Todo verdadeiro cristão devera imitar o procedimento da mulher de Samaria. A igreja o quer; o estado atual do mundo o requer; o senso comum o aconselha. Todo aquele que recebeu a graça de Deus e foi objeto da misericórdia de Jesus Cristo, devera encontrar palavras, para anunciar ao seu próximo o Evangelho. Que fé é a nossa, se, crendo que ao pé de nós se acham almas em caminho da perdição, e Cristo somente pode salvá-las, não obstante isto guardamos profundo silêncio? Que caridade é esta, que nos anima, se vemos o nosso semelhante à beira do abismo, e, todavia, lhe não dizemos nada de Jesus Cristo e da salvação? Se os nossos corações nunca nos movem a falar em Jesus Cristo, temos sérios motivos de duvidar que verdadeiramente o amamos. Teremos também razão de duvidar da segurança de nossas almas, se não sentirmos nenhum interesse pelas almas dos demais.

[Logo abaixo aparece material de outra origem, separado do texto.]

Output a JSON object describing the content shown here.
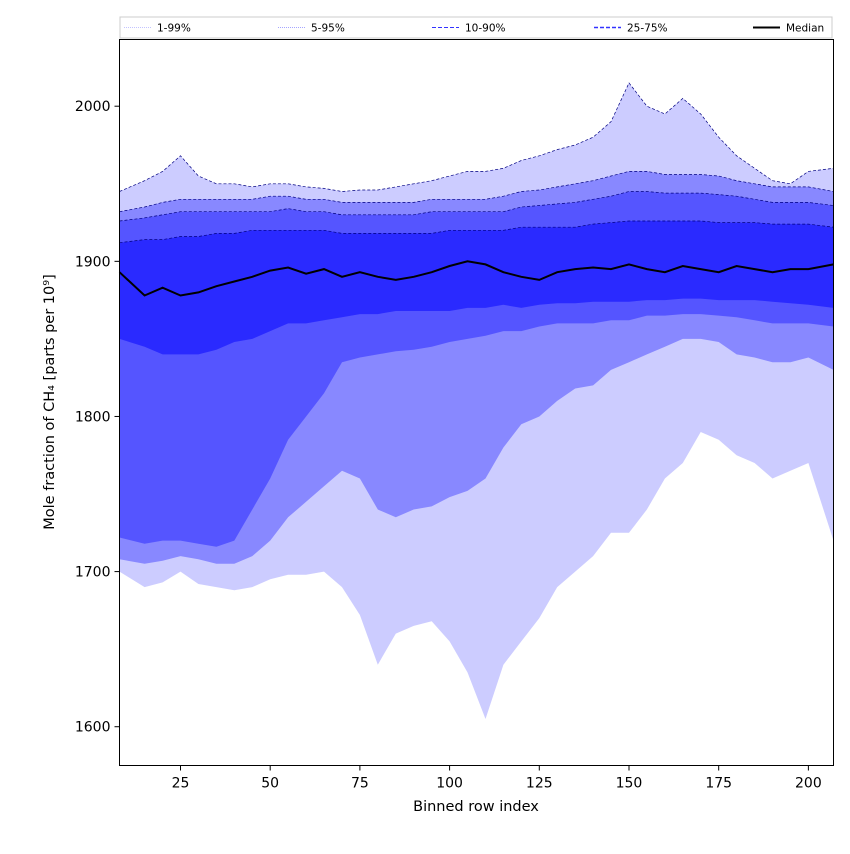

Examinemo-nos, pois. Reconhecemos a pequenez e insignificância das cousas deste mundo, relativamente à suprema importância das cousas espirituais? Falamos ao nosso semelhante acerca de Deus, de Cristo, da eternidade, da alma, do céu e do inferno? Se não, que é da nossa fé? Que é do nosso Cristianismo? Estejamos alerta, para que não venhamos a despertar-nos tarde demais do nosso letargo, quando já estivermos perdido para sempre, por causa da nossa insensatez e cegueira espiritual.


ANOTAÇÕES


V. 27. – Maravilharam-se de que estivesse falando com uma mulher. Parece mais correto traduzir: uma mulher e não a mulher. No original grego a palavra mulher não está precedida do artigo definido. O que causou surpresa aos discípulos, não foi tanto o falar com aquela, e, sim, com uma mulher. Segundo os escritos dos rabinos, parece que os Judeus consideravam as mulheres como inferiores aos homens, seja intelectualmente, seja em matéria religiosa.

V. 28. – Foi à cidade. Isto é, a Sicar.

E disse ao povo. É natural que a mulher não se tenha dirigido só aos homens, mas também às outras mulheres. É possível, entretanto, que primeiro se tenha dirigido aos homens, pelas ruas, e depois às mulheres, em suas casas, segundo o costume.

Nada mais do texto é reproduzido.